[ Wovon die Kinder aus dem Osten träumen
/ Debora Postulkova ]
Maschinenpistolen im Treppenhaus dann wache ich mit Bauchschmerzen auf. Und ich weiß nicht was ich sagen soll, oder ob ich etwas sagen darf, weil ich kein Opfer bin, und nicht aus dem Land komme, aber meine Eltern haben russische Panzer in den Straßen erlebt, und die Geschichte wiederholt sich irgendwie immer. Und ich bin erschöpft und fühle, dass wir zurück im 19. Jahrhundert landeten, in dem keine Gesetze und keine Regeln und keine Versprechen ohne Gewalt galten und es gab auch keine Menschenrechte.

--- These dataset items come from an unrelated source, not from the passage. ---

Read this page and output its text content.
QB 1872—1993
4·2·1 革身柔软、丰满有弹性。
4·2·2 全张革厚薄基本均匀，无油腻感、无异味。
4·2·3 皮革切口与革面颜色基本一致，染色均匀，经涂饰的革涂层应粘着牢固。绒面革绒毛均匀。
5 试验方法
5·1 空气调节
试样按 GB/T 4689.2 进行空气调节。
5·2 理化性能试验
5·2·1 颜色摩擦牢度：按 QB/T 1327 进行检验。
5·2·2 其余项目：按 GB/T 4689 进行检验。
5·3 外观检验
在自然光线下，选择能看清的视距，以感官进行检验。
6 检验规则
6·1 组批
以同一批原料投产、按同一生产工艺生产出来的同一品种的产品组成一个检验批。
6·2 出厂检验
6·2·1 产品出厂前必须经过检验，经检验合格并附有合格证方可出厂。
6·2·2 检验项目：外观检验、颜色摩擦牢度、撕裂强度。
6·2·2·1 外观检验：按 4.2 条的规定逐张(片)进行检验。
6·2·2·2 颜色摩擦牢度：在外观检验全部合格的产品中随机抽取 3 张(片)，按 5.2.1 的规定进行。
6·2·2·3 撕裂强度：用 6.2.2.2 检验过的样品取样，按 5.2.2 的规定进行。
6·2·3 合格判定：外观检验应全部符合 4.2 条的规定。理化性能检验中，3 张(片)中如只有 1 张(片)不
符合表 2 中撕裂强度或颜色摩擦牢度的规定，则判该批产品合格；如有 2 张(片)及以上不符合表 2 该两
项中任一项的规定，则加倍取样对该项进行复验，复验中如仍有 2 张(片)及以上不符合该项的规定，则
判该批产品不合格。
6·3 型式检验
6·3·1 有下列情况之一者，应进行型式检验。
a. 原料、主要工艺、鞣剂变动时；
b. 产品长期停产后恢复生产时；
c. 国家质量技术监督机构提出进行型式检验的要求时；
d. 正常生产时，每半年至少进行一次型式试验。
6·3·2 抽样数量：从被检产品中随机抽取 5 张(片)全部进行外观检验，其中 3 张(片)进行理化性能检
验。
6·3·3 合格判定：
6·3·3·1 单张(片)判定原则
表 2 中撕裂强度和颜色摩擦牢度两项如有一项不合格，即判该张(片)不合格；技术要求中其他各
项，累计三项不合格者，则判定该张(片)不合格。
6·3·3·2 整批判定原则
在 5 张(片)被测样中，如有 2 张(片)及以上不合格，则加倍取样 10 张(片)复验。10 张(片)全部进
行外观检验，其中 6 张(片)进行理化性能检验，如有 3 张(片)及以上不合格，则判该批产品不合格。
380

Wir haben keine Kapazität, sich mit dem Ding ständig auseinanderzusetzen, doch es bleibt immer tief im Hintergrund versteckt und wartet auf die beste Gelegenheit, herauszubrechen, die Konzentration zu unterbrechen und manchmal ein paar Tränen auszulösen. Ich bin tief mit der Geschichte verbunden, ob ich das mag oder nicht und manchmal will ich zurück nach Hause fliegen und alles sehen und irgendwie den Flüchtlingen vor Ort helfen.
Stattdessen bin ich tausende Kilometer entfernt, im Westen, in der alltäglichen Routine festgesteckt und arbeite, koche, wasche meine Kleidung und bin froh, dass ich das tun darf, froh, dass mein Leben ein bisschen langweilig ist.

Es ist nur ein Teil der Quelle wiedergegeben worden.